The trial will last from May until June, the court said.
Today’s development in the Maritzburg High Court came a day after the Judicial Commission into State Capture asked South Africa’s highest court – the Constitutional Court – to find Zuma guilty of contempt and send him to prison for two years.
The commission, chaired by Deputy Justice Raymond Zondo, has indicated that it would be happy with a conviction and suspended sentence for Zuma, on condition that he testifies before the commission.
These positions are contained in the urgent application filed by the Zondo Commission to the Constitutional Court in which the case against Zuma was laid out.
In an unprecedented step, Zuma has defied both the Constitutional Court and the Zondo Commission to appear, testify and respond, among others, to allegations that have been made against him. He has also attacked Zondo and the judiciary.
The commission seeks an order from the Constitutional Court that Zuma intentionally and wilfully failed to appear before Zondo on February 15-19.
They also charge that Zuma failed or refused to submit the commission with affidavits which the presiding officer ordered him to depose on issues relating to Eskom and the Passenger Rail Agency of South Africa.

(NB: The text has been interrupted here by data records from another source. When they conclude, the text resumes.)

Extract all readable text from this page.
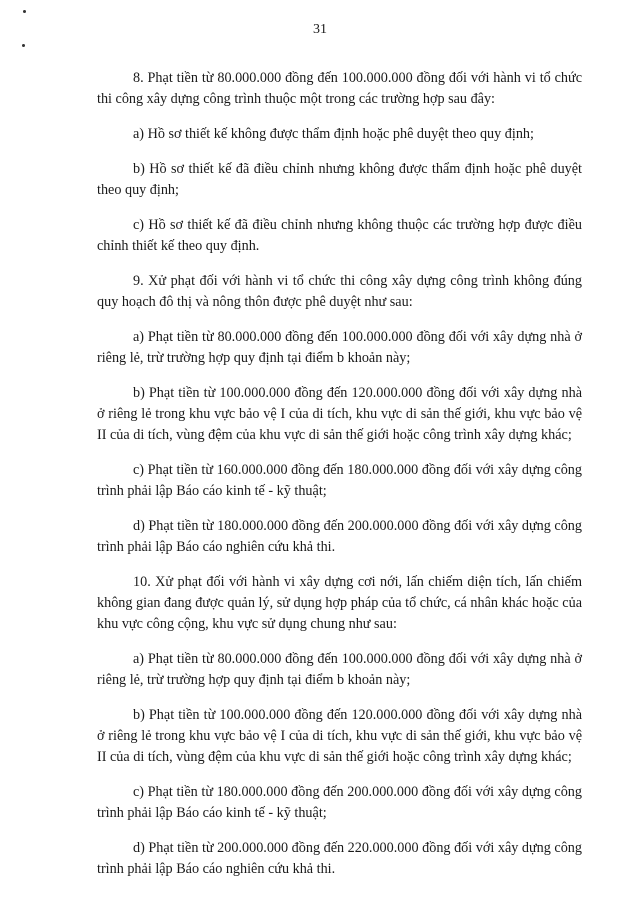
31

8. Phạt tiền từ 80.000.000 đồng đến 100.000.000 đồng đối với hành vi tổ chức thi công xây dựng công trình thuộc một trong các trường hợp sau đây:

a) Hồ sơ thiết kế không được thẩm định hoặc phê duyệt theo quy định;

b) Hồ sơ thiết kế đã điều chỉnh nhưng không được thẩm định hoặc phê duyệt theo quy định;

c) Hồ sơ thiết kế đã điều chỉnh nhưng không thuộc các trường hợp được điều chỉnh thiết kế theo quy định.

9. Xử phạt đối với hành vi tổ chức thi công xây dựng công trình không đúng quy hoạch đô thị và nông thôn được phê duyệt như sau:

a) Phạt tiền từ 80.000.000 đồng đến 100.000.000 đồng đối với xây dựng nhà ở riêng lẻ, trừ trường hợp quy định tại điểm b khoản này;

b) Phạt tiền từ 100.000.000 đồng đến 120.000.000 đồng đối với xây dựng nhà ở riêng lẻ trong khu vực bảo vệ I của di tích, khu vực di sản thế giới, khu vực bảo vệ II của di tích, vùng đệm của khu vực di sản thế giới hoặc công trình xây dựng khác;

c) Phạt tiền từ 160.000.000 đồng đến 180.000.000 đồng đối với xây dựng công trình phải lập Báo cáo kinh tế - kỹ thuật;

d) Phạt tiền từ 180.000.000 đồng đến 200.000.000 đồng đối với xây dựng công trình phải lập Báo cáo nghiên cứu khả thi.

10. Xử phạt đối với hành vi xây dựng cơi nới, lấn chiếm diện tích, lấn chiếm không gian đang được quản lý, sử dụng hợp pháp của tổ chức, cá nhân khác hoặc của khu vực công cộng, khu vực sử dụng chung như sau:

a) Phạt tiền từ 80.000.000 đồng đến 100.000.000 đồng đối với xây dựng nhà ở riêng lẻ, trừ trường hợp quy định tại điểm b khoản này;

b) Phạt tiền từ 100.000.000 đồng đến 120.000.000 đồng đối với xây dựng nhà ở riêng lẻ trong khu vực bảo vệ I của di tích, khu vực di sản thế giới, khu vực bảo vệ II của di tích, vùng đệm của khu vực di sản thế giới hoặc công trình xây dựng khác;

c) Phạt tiền từ 180.000.000 đồng đến 200.000.000 đồng đối với xây dựng công trình phải lập Báo cáo kinh tế - kỹ thuật;

d) Phạt tiền từ 200.000.000 đồng đến 220.000.000 đồng đối với xây dựng công trình phải lập Báo cáo nghiên cứu khả thi.
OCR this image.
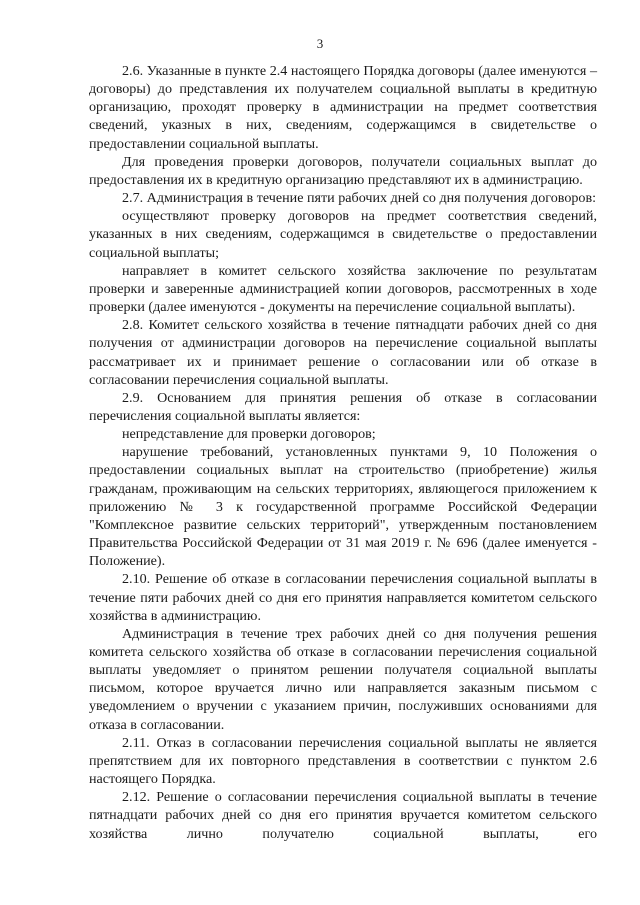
3

2.6. Указанные в пункте 2.4 настоящего Порядка договоры (далее именуются – договоры) до представления их получателем социальной выплаты в кредитную организацию, проходят проверку в администрации на предмет соответствия сведений, указных в них, сведениям, содержащимся в свидетельстве о предоставлении социальной выплаты.

Для проведения проверки договоров, получатели социальных выплат до предоставления их в кредитную организацию представляют их в администрацию.

2.7. Администрация в течение пяти рабочих дней со дня получения договоров:

осуществляют проверку договоров на предмет соответствия сведений, указанных в них сведениям, содержащимся в свидетельстве о предоставлении социальной выплаты;

направляет в комитет сельского хозяйства заключение по результатам проверки и заверенные администрацией копии договоров, рассмотренных в ходе проверки (далее именуются - документы на перечисление социальной выплаты).

2.8. Комитет сельского хозяйства в течение пятнадцати рабочих дней со дня получения от администрации договоров на перечисление социальной выплаты рассматривает их и принимает решение о согласовании или об отказе в согласовании перечисления социальной выплаты.

2.9. Основанием для принятия решения об отказе в согласовании перечисления социальной выплаты является:

непредставление для проверки договоров;

нарушение требований, установленных пунктами 9, 10 Положения о предоставлении социальных выплат на строительство (приобретение) жилья гражданам, проживающим на сельских территориях, являющегося приложением к приложению № 3 к государственной программе Российской Федерации "Комплексное развитие сельских территорий", утвержденным постановлением Правительства Российской Федерации от 31 мая 2019 г. № 696 (далее именуется - Положение).

2.10. Решение об отказе в согласовании перечисления социальной выплаты в течение пяти рабочих дней со дня его принятия направляется комитетом сельского хозяйства в администрацию.

Администрация в течение трех рабочих дней со дня получения решения комитета сельского хозяйства об отказе в согласовании перечисления социальной выплаты уведомляет о принятом решении получателя социальной выплаты письмом, которое вручается лично или направляется заказным письмом с уведомлением о вручении с указанием причин, послуживших основаниями для отказа в согласовании.

2.11. Отказ в согласовании перечисления социальной выплаты не является препятствием для их повторного представления в соответствии с пунктом 2.6 настоящего Порядка.

2.12. Решение о согласовании перечисления социальной выплаты в течение пятнадцати рабочих дней со дня его принятия вручается комитетом сельского хозяйства лично получателю социальной выплаты, его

The commission said Zuma’s failure to appear and to file the affidavits was unlawful and intentional.
According to its submission, the commission also wants Police Minister Bheki Cele and National Commissioner General Khehla Sitole to be ordered to implement the order handed down by the court.
The commission has also asked the Constitutional Court to order Zuma to pay the costs of the application. – Thomson Reuters Foundation and African Mirror Reporter.